I know that groups like negative land, an artist like Craig Baldwin, who are making the difference in this terms, assuming this political views.

I agree that editing is a certainly unfinished work, a place that gives us a point to seed the variability and the possibility of change the rules of the establishment culture.

Gary Hall said

at 5:00 pm on Jun 14, 2009

Your questions perhaps relate to one of the reasons I find notions of legality and illegality, particularly in relation to ideas of attribution, citation, fair use, copyright, intellectual property and so-called internet piracy, so interesting. This is also more or less the same reason I wouldn’t want to be involved in merely producing an exercise in remixing here, in the sense of publishing material on the Liquid Books site, and then saying to readers/users, ‘hey, feel free to remix it!’.

Perhaps I can best illustrate what I mean by referring to a really interesting and provocative point Laura J. Murray made recently. This comes in a review of Brett Gaylor’s 2009 documentary on copyright law and the remixing of music, RiP: A Remix Manifesto. (Murray’s review is shortly to appear in Culture Machine.)

Gary Hall said

at 5:00 pm on Jun 14, 2009

For Murray, Gaylor’s film:

‘film brought to mind comedian Sarah Silverman’s plea last fall for Jewish college kids to take a “Great Schlep” down to Florida and register their grandparents to vote for Obama: Gaylor’s film too tries to provoke a particular demographic into action by appealing, not so much to a higher cause, as to self-interest and to a cultural style that defines their social identity.

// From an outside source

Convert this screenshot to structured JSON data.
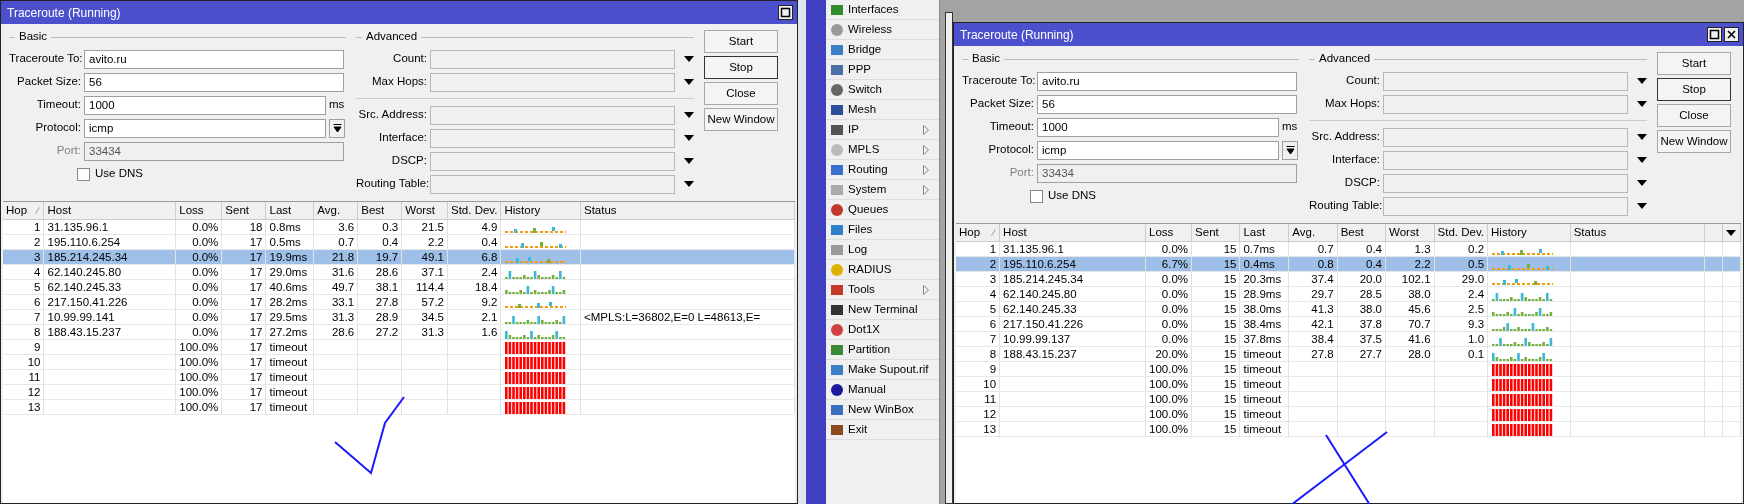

Such targeting can be an effective or even necessary strategy. But then Silverman was trying to get kids to engage with political process. Gaylor is trying to get kids to remix—which, he asserts, they’re already doing. That’s one dismaying thing about this film, ultimately: it acts like a political film but is nothing of the sort. The “call to action” is not, “watch out, Canada”! which it could usefully have been, but rather “remix this film”! Not even “remix Time Warner’s corporate products”, but “remix my film”. It seems somewhat narcissistic as an exercise, and interestingly, Gaylor’s Open Source Cinema site, which provides remixing software, has so far generated far more volume in spam than in responses to his call.’

Gary Hall said

at 3:34 pm on Jun 17, 2009

Interestingly, it is ultimately the word ‘free’ in these propositions that is the most troubling’, for Murray. She makes the rather acerbic point that when the likes of Gaylor, or Girltalk, or Lawrence Lessig, say things such as ‘our future is becoming less free’ thanks to increasing copyright controls, digital rights management and so on, they’re using the term ‘free in a rather narrow sense’. In particular, they’re ‘talking about a specific “our” of white, male, North American, middle class kids who feel a slight degree of fear, and who frankly seem to rather like that frisson. (I would venture that Girltalk, like Negativland before him, will become more famous as a poster-boy for free culture than he may ever have done as a DJ.)’, Murray writes.